The abrupt seasonal shift was detected precisely. Rbeast also gives the probability of detecting breakpoints in seasonality and trend (the red ad green curves in the Pr(scp) and Pr(tcp) panels of the above figure). The probability for the detected seasonal shift is very high, close to 1.0. The trend of your data is a flat line. It is essentially a constant of zero and the probability of finding breakpoints (i.e., changepoints as used in Rbeast) in trend is also close to zero all over.

A second time series

A cool feature of Rbeast is the estimation of sin and cos orders for the harmonic seasonal model. Below, I generated a time series that has three seasonal segments (i.e., two breaks) plus a sloped trend with no breaks. The three seasonal segments have different sin orders, taking 1, 2, and 3, respectively.

# Generate a sample time series with three seasonal segments
# the sin/cos orders for the three segs are different.
seg1 <- 1:1000
seg2 <- 1001:2000
seg3 <- 2001:3000
new_data <- c( sin(seg1*2*pi/52), 0.6*sin( seg2*2*pi/52*2), 0.3*sin( seg3*2*pi/52*3)) + (1:3000)*0.0002+ rnorm(3000, sd = 0.1)

# Test bfast using new_data
y_ts <- ts(new_data, start = c(1,1), frequency = 52)
fit  <- bfast(y_ts, h=.15, season="harmonic", max.iter=20, breaks=3)
plot(fit)

Surprisingly enough, bfast didn't detect any breaks in seasonality, although the three segments are easily eye-balled in the plotted data Yt.

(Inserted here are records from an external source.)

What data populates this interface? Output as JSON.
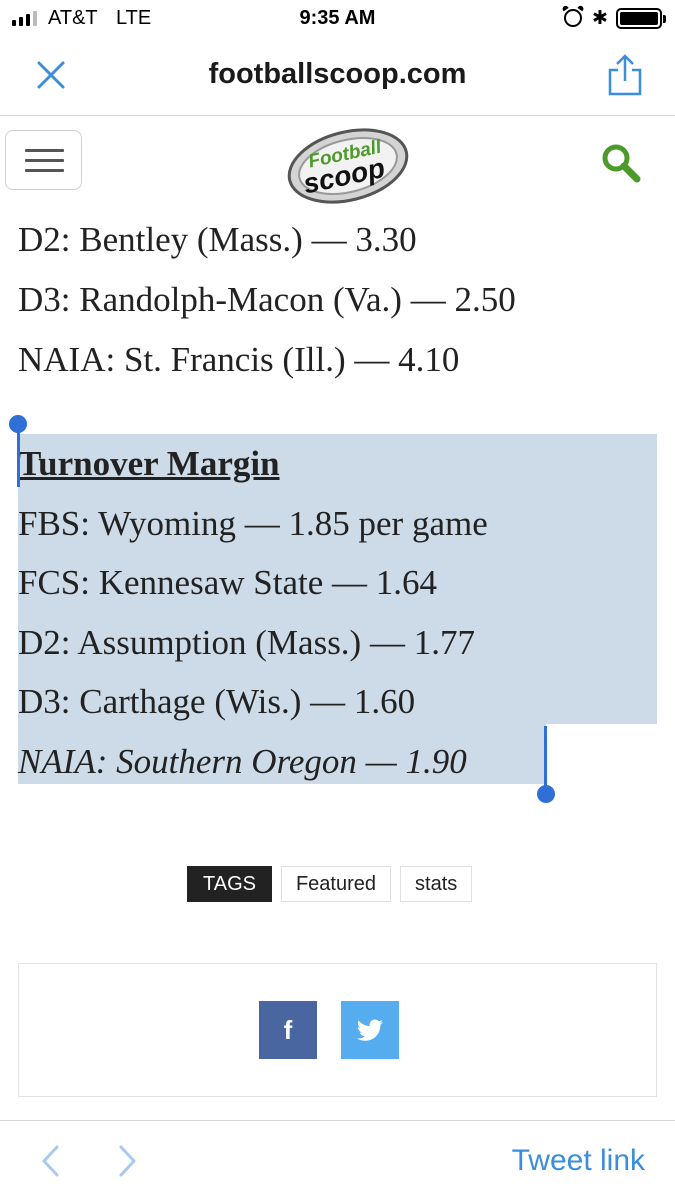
{
  "status_bar": {
    "carrier": "AT&T",
    "network": "LTE",
    "time": "9:35 AM",
    "signal_bars_filled": 3,
    "signal_bars_total": 4,
    "icons": [
      "alarm-icon",
      "bluetooth-icon",
      "battery-icon"
    ],
    "bluetooth_glyph": "✱"
  },
  "browser": {
    "domain": "footballscoop.com",
    "close_icon": "close-icon",
    "share_icon": "share-icon"
  },
  "site_header": {
    "menu_icon": "hamburger-icon",
    "logo_text_top": "Football",
    "logo_text_bottom": "scoop",
    "search_icon": "search-icon",
    "accent_color": "#4c9a2a"
  },
  "article": {
    "lines_above": [
      "D2: Bentley (Mass.) — 3.30",
      "D3: Randolph-Macon (Va.) — 2.50",
      "NAIA: St. Francis (Ill.) — 4.10"
    ],
    "selected_heading": "Turnover Margin",
    "selected_lines": [
      "FBS: Wyoming — 1.85 per game",
      "FCS: Kennesaw State — 1.64",
      "D2: Assumption (Mass.) — 1.77",
      "D3: Carthage (Wis.) — 1.60"
    ],
    "selected_last_line": "NAIA: Southern Oregon — 1.90",
    "selection_color": "#cddbe8",
    "handle_color": "#2f6fd6"
  },
  "tags": {
    "label": "TAGS",
    "items": [
      "Featured",
      "stats"
    ]
  },
  "share": {
    "facebook_glyph": "f",
    "facebook_color": "#4a66a0",
    "twitter_color": "#55acee"
  },
  "toolbar": {
    "back_icon": "chevron-left-icon",
    "forward_icon": "chevron-right-icon",
    "tweet_link_label": "Tweet link",
    "link_color": "#3c8ddb"
  }
}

# Analyze the new_data time series using `Rbeast`

fit <- beast(new_data, freq=52)
print(fit)
plot(fit)

#####################################################################
#                      Seasonal  Changepoints                       #
#####################################################################
.-------------------------------------------------------------------.
| Ascii plot of probability distribution for number of chgpts (ncp) |
.-------------------------------------------------------------------.
|Pr(ncp = 0 )=0.000|*                                               |
|Pr(ncp = 1 )=0.000|*                                               |
|Pr(ncp = 2 )=0.969|*********************************************** |
|Pr(ncp = 3 )=0.031|**                                              |
|Pr(ncp = 4 )=0.000|*                                               |
|Pr(ncp = 5 )=0.000|*                                               |
|Pr(ncp = 6 )=0.000|*                                               |
|Pr(ncp = 7 )=0.000|*                                               |
|Pr(ncp = 8 )=0.000|*                                               |
|Pr(ncp = 9 )=0.000|*                                               |
|Pr(ncp = 10)=0.000|*                                               |
.-------------------------------------------------------------------.
|    Summary for number of Seasonal ChangePoints (scp)              |
.-------------------------------------------------------------------.
|ncp_max    = 10   | MaxSeasonKnotNum: A parameter you set          |
|ncp_mode   = 2    | Pr(ncp= 2)=0.97: There is a 96.9% probability  |
|                  | that the seasonal component has  2 chgnpt(s).  |
|ncp_mean   = 2.03 | Sum{ncp*Pr(ncp)} for ncp = 0,...,10            |
|ncp_pct10  = 2.00 | 10% percentile for number of changepoints      |
|ncp_median = 2.00 | 50% percentile: Median number of changepoints  |
|ncp_pct90  = 2.00 | 90% percentile for number of changepoints      |
.-------------------------------------------------------------------.
| List of probable seasonal changepoints ranked by probability of   |
| occurrence: Please combine the ncp reported above to determine    |
| which changepoints below are  practically meaningful              |
'-------------------------------------------------------------------'
|scp#              |time (cp)                  |prob(cpPr)          |
|------------------|---------------------------|--------------------|
|1                 |2001.000000                |1.00000             |
|2                 |1001.000000                |1.00000             |
|3                 |1027.000000                |0.02942             |
.-------------------------------------------------------------------.

The above is the Rbeast result. The two breaks and the three seasonal segments are recovered. There are no breaks in the trend Rbeast estimated seasonal harmonic orders. In the Order_s panel above, the three sin and cos orders are recovered correctly. The Order_s curve also shows the locations of the two seasonal breaks.

Answer 2

Besides trying a different toolkit, bfast has several parameters. The most important one is the h parameter. Oftentimes, I found the results may change a lot when varying the value of this parameter.